Writing good and performant SQL queries

Devraj Singh
4 min readAug 12, 2021

When the amount of data in the database is small, it doesn’t matter much (in terms of performance) how you write your SQL query and hence you will not notice any noticeable difference in the performance, but when there is significant data in the database, you will notice what is a slow query and what is fast and what is faster. Anyway, here are the few tips to write performant or faster or efficient (whatever you want to call) SQL queries.

Never SELECT *
It is really considered bad practice to use SELECT *. First SELECT * is slow. Many times, we don't need data from all columns. Fetching data for all columns makes it slow. Even if we need data for all columns, SELECT * is not considered a good practice. Using columns names in the SQL query makes it a cleaner query.

Use INNER JOIN rather than WHERE
I always used to join two tables using WHERE a clause(Bad habit). Using WHERE for joining two tables is bad in terms of performance. Here are the two ways to do inner join:
SELECT e.emp_no, s.salary FROM employee e, salary s WHERE e.emp_no=s.emp_no
and
SELECT employee.emp_no, salary.salary FROM employee INNER JOIN salary ON employee.emp_no=salary.emp_no
Now let's say the employee table has 40 rows and salary has 100 rows so in the case of FROM employee e, salary s WHERE , then in case one, it will create a cartesian product and will create 40*100=4000 results internally and then filter out based on WHERE condition.
While in the case of INNER JOIN, it will only create the rows which are matched

Indexes
The index in DB is a very powerful double-edged sword. Use it properly, it fastens your queries by many times. Use it in a bad way, it can hamper the performance. Here are a few things to remember while creating an index:
a) Create indexes on columns that will be queried frequently. By default, many databases will create indexes on the primary key column and column with unique constraints. But you should not rely on that and create indexes manually. Hence, the column on which you are creating indexes should have UNIQUE constraints. Though it is not a hard rule, but a better approach.
b) Prefer integer column than char column for creating indexes.
c) Please please drop the unused indexes. Indexes are overhead and not worth if it is not used.
d) Don’t create indexes on too many columns. It hampers the performance while doing insertion and deletion. So try to create indexes on the minimum number of columns.

wildcard usage
Consider below two SQL queries:

SELECT name FROM employee WHERE name LIKE %john%; // not performantSELECT name FROM employee WHERE name LIKE john%; // faster

When you use the LIKE pattern %john%, then you should be aware of the performance penalty. You should avoid(if possible) a pattern that has a wildcard at the beginning of the pattern because in that case, the DBMS will do a full table scan of every row. On the other hand, hello% is always faster because it will only scan those columns whose column value starts with hello.
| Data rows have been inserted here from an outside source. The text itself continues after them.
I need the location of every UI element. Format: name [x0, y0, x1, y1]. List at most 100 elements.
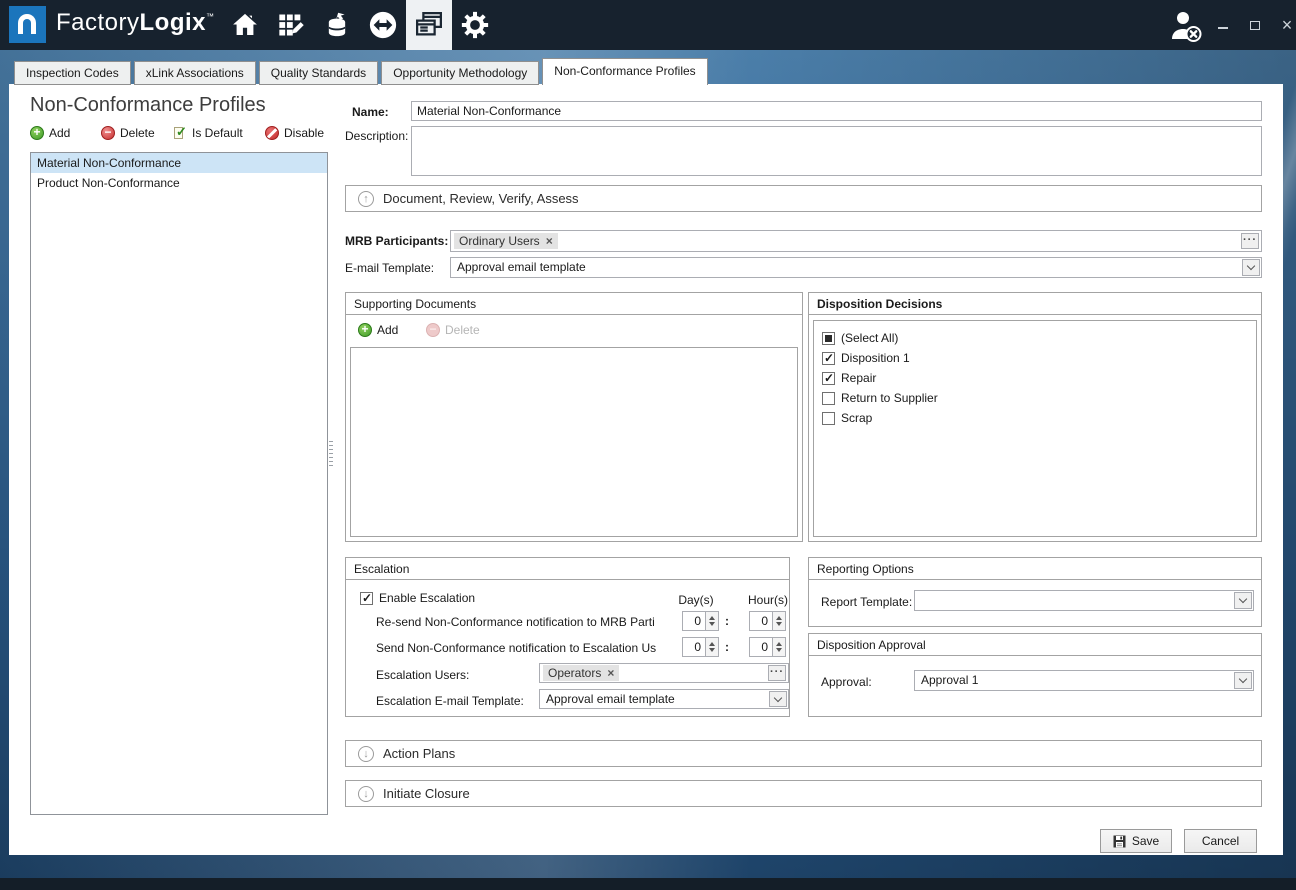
- disposition-decisions-group: Disposition Decisions (Select All) Dispo…: [808, 292, 1262, 542]
- document-delete-button[interactable]: Delete: [426, 323, 480, 337]
- tab-xlink-associations[interactable]: xLink Associations: [134, 61, 256, 85]
- user-logout-icon[interactable]: [1168, 10, 1206, 44]
- checkbox-label: (Select All): [841, 331, 898, 345]
- escalation-group: Escalation Enable Escalation Day(s) Hour…: [345, 557, 790, 717]
- checkbox-row[interactable]: Disposition 1: [814, 348, 1256, 368]
- production-editor-icon[interactable]: [268, 0, 314, 50]
- materials-icon[interactable]: [314, 0, 360, 50]
- expander-label: Action Plans: [383, 746, 455, 761]
- checkbox-row[interactable]: Repair: [814, 368, 1256, 388]
- spinner-arrows-icon[interactable]: [772, 612, 785, 630]
- documents-icon[interactable]: [406, 0, 452, 50]
- document-add-button[interactable]: Add: [358, 323, 398, 337]
- save-button[interactable]: Save: [1100, 829, 1172, 853]
- minimize-button[interactable]: [1212, 14, 1234, 36]
- chip-remove-icon[interactable]: [607, 665, 614, 681]
- profile-disable-button[interactable]: Disable: [265, 126, 324, 140]
- colon-separator: [725, 640, 729, 654]
- profile-is-default-button[interactable]: Is Default: [173, 126, 243, 140]
- description-label: Description:: [345, 129, 408, 143]
- mrb-participants-field[interactable]: Ordinary Users: [450, 230, 1262, 252]
- email-template-combobox[interactable]: Approval email template: [450, 257, 1262, 278]
- hours-spinner[interactable]: 0: [749, 611, 786, 631]
- spinner-arrows-icon[interactable]: [772, 638, 785, 656]
- checkbox-unchecked[interactable]: [822, 392, 835, 405]
- combo-value: Approval email template: [546, 690, 766, 708]
- group-title: Reporting Options: [809, 558, 1261, 580]
- save-label: Save: [1132, 834, 1159, 848]
- approval-combobox[interactable]: Approval 1: [914, 670, 1254, 691]
- brand-first: Factory: [56, 9, 140, 36]
- chevron-down-icon[interactable]: [769, 691, 787, 707]
- add-icon: [30, 126, 44, 140]
- escalation-template-label: Escalation E-mail Template:: [376, 694, 524, 708]
- profile-add-button[interactable]: Add: [30, 126, 70, 140]
- content-area: Non-Conformance Profiles Add Delete Is D…: [9, 84, 1283, 855]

WHERE is better than HAVING
Use WHERE wherever possible and use HAVING when WHERE can’t serve the purpose.HAVING works on group functions while WHERE works on conditions based on the value of columns. Hence, HAVING will first bring all rows and then prepares the resultset while WHERE will first apply the condition and prepare the filtered result set. For example:
SELECT count(*),from_date FROM salaries WHERE from_date > '1980-11-24' GROUP BY from_date;
is better than
SELECT count(*),from_date FROM salaries GROUP BY from_date HAVING from_date > '1960-11-24';

Avoid sub-query
sub-query is slow. inner subquery runs for every row for the table mentioned in the outer query. sub-query can mostly be replaced by JOIN operation.
SELECT emp_no FROM employees WHERE emp_no NOT IN (SELECT emp_no FROM salary);
can be replaced with
SELECT employee.emp_no FROM employees LEFT JOIN salaries WHERE salaries.emp_no IS NULL;
Another way to replace sub-query is to run sub-query separately and store the output in the variable which can be used by the main query later.

Deleting all rows
There are two ways to delete all rows in the table:

TRUNCATE TABLE employees; -- faster
DELETE * FROM employees;

Truncate is faster. Why? TRUNCATE is DDL and it will not maintain anything in the transaction logs. In the case of DELETE, it will delete each row at a time, write in the transaction logs and repeat the same for all rows. Hence slower. The downside of TRUNCATE is that it can’t be undone because it doesn’t write anything in the logs.

Readability

I follow this rule while writing SQL: First, make it work(return the correct result), then make it readable and then optimize it.
Write SQL keywords in capital letters so that they can be distinguished with table and column names.

select name from employee; -- bad because SQL keywords are not CAPITALISED.SELECT name FROM employees; -- good. Now I can easily spot the difference between SQL keyword and table and column name because SQL keyword are CAPITALISED.

Conclusion

Having listed all the tips, please note that modern DBMS has an SQL optimizer and may optimize the query without your knowledge. However, it is always good to be aware of what is bad and good queries.